Nous sommes sur des terres de polder, des terrains qui ont été gagnés par l’assèchement des terres par les moines, au Moyen-Âge. Ce système est aujourd’hui menacé par la montée du niveau de la mer et l’augmentation des précipitations. On pourrait ne plus pouvoir évacuer – ou avec beaucoup de difficultés – les eaux continentales vers l’océan. Nous connaissons donc ici un vrai risque d’inondation des terres. Cela menace l’intérêt de la collectivité, des habitants qui sont propriétaires de leur logement. Je peux agir au niveau de la ville; mes habitants aussi peuvent agir. Le seul qui manque à l’appel, c’est l’État. Le président va donner des conférences et des leçons un peu partout dans le monde en disant «Make our planet great again», mais à côté de ça, il autorise l’importation de 150.000 tonnes d’huile de palme qui déforeste l’Indonésie, promeut par sa loi alimentation une agriculture intensive et très carnée. Toutes ces mesures sont contraires à une lutte contre le réchauffement climatique. Donc, je pense que l’État doit, à un moment, être contraint par la loi.
Vous estimez avoir fait votre part du travail, notamment avec l’instauration des transports en commun entièrement gratuits à Dunkerque?
Un habitant sur huit a acheté un vélo grâce à la prime à la mobilité que nous avons mise en place. Nous avons aussi mis des râteliers à vélo devant les écoles: 30% des écoliers s’y rendent désormais en vélo. On construit aussi des bâtiments basse consommation pour limiter les émissions de gaz à effet de serre, tout en faisant baisser la facture d’énergie. Nous avons aussi beaucoup de jardins partagés au pied des immeubles à Grande-Synthe.
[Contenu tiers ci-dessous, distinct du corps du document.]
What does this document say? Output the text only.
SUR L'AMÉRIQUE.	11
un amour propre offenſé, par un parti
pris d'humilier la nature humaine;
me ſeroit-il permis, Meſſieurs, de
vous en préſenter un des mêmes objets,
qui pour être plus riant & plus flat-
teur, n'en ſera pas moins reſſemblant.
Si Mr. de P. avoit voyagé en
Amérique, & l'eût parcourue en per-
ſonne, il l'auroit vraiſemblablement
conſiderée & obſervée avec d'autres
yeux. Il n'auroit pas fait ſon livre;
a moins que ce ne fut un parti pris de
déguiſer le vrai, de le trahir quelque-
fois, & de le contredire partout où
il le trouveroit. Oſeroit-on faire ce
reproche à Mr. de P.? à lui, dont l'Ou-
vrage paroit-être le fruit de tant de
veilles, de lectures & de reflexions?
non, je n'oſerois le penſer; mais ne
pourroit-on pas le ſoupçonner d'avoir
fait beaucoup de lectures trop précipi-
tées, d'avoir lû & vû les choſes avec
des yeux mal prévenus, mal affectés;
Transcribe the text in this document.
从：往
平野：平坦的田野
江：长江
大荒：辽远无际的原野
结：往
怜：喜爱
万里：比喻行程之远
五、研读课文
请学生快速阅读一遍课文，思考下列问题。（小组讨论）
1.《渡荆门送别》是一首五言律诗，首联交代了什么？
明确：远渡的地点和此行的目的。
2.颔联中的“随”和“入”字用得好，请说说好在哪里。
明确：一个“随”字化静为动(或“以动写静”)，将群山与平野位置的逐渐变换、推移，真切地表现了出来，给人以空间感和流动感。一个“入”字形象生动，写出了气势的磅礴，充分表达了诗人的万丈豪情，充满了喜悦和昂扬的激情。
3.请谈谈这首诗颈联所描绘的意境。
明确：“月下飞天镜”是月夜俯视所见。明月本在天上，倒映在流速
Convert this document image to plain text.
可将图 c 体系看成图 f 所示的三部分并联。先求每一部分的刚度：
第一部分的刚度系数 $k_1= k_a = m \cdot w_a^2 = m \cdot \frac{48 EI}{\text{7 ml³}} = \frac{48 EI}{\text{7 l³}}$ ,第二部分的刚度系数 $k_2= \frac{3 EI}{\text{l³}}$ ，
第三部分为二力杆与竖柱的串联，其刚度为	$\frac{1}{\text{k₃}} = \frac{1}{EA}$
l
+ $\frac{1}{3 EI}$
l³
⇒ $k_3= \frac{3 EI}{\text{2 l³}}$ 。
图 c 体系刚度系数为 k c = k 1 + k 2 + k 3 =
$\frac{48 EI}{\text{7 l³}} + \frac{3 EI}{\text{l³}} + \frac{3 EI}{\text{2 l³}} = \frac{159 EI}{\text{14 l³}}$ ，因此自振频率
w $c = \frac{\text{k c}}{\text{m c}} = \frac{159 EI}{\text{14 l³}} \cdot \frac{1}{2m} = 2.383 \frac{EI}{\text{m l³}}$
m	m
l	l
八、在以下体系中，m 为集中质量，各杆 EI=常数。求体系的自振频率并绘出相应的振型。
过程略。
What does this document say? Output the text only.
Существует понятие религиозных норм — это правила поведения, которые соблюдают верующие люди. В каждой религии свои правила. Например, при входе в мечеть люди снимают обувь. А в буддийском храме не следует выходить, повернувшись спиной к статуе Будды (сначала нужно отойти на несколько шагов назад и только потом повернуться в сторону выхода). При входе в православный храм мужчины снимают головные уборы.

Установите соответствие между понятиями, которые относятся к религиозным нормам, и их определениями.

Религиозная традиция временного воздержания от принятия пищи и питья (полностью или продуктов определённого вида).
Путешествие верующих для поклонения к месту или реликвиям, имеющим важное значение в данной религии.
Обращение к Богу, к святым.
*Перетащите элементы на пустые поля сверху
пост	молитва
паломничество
Tout ça est très vertueux et c’est pourquoi les décisions prises par l’État nous semblent insupportables.
«Vous savez, si, dans 20 ans, on est sous la flotte, le problème des Gilets jaunes ne se posera plus.»
Des actions en justice pour inaction climatique se multiplient un peu partout en Europe, généralement portées par des associations, comme Urgenda aux Pays-Bas, plus rarement par les autorités locales. Allez-vous faire des émules?
L’urgence est très urgente aujourd’hui! Il faut mettre beaucoup de moyens en œuvre. Nos gaz à effet de serre ont continué à augmenter en 2016, 2017, 2018, alors qu’on avait dit qu’on les réduirait à partir de 2015, après la COP21. Aux Pays-Bas, le procès Urgenda a donné raison à cette ONG: l’État a été enjoint de réduire ses émissions de 25% d’ici à 2020, ce qui est énorme. Et c’est une obligation de résultat! Ce qui signifie qu’ils vont devoir mettre énormément de moyens et c’est ce que je demande moi aussi, et à tous les niveaux: dans le transport, dans l’habitat, dans la préservation de nos puits de pétrole. On ne pourra pas y arriver si on n’agit pas dans tous les domaines à la fois. Et ça calmerait la grogne des gilets jaunes, car la goutte d’eau a été la taxe sur le carburant, qui est une taxe écologique, mais dont la redistribution n’est pas bonne. Je pense qu’il faudrait aussi taxer le fuel lourd des porte-conteneurs qui nous amènent des fringues fabriquées dans les pays de l’Est. Tout cela rendrait du pouvoir non pas d’achat – un terme que je n’aime pas à cause de la connotation consumériste –, mais du pouvoir de vivre. J’ai des habitants qui, grâce aux transports gratuits, ont revendu une voiture, ce qui signifie plus de 4.000 euros d’économies par an! Il faut investir massivement dans ces transports, mais aussi dans les petits trains de la campagne vers les villes. Il faut revenir vers l’agriculture paysanne. Je ne sais pas si mon exemple inspirera d’autres maires, mais ce que je sais, c’est qu’il faut aller vite. Vous savez, si, dans 20 ans, on est sous la flotte, le problème des gilets jaunes ne se posera plus.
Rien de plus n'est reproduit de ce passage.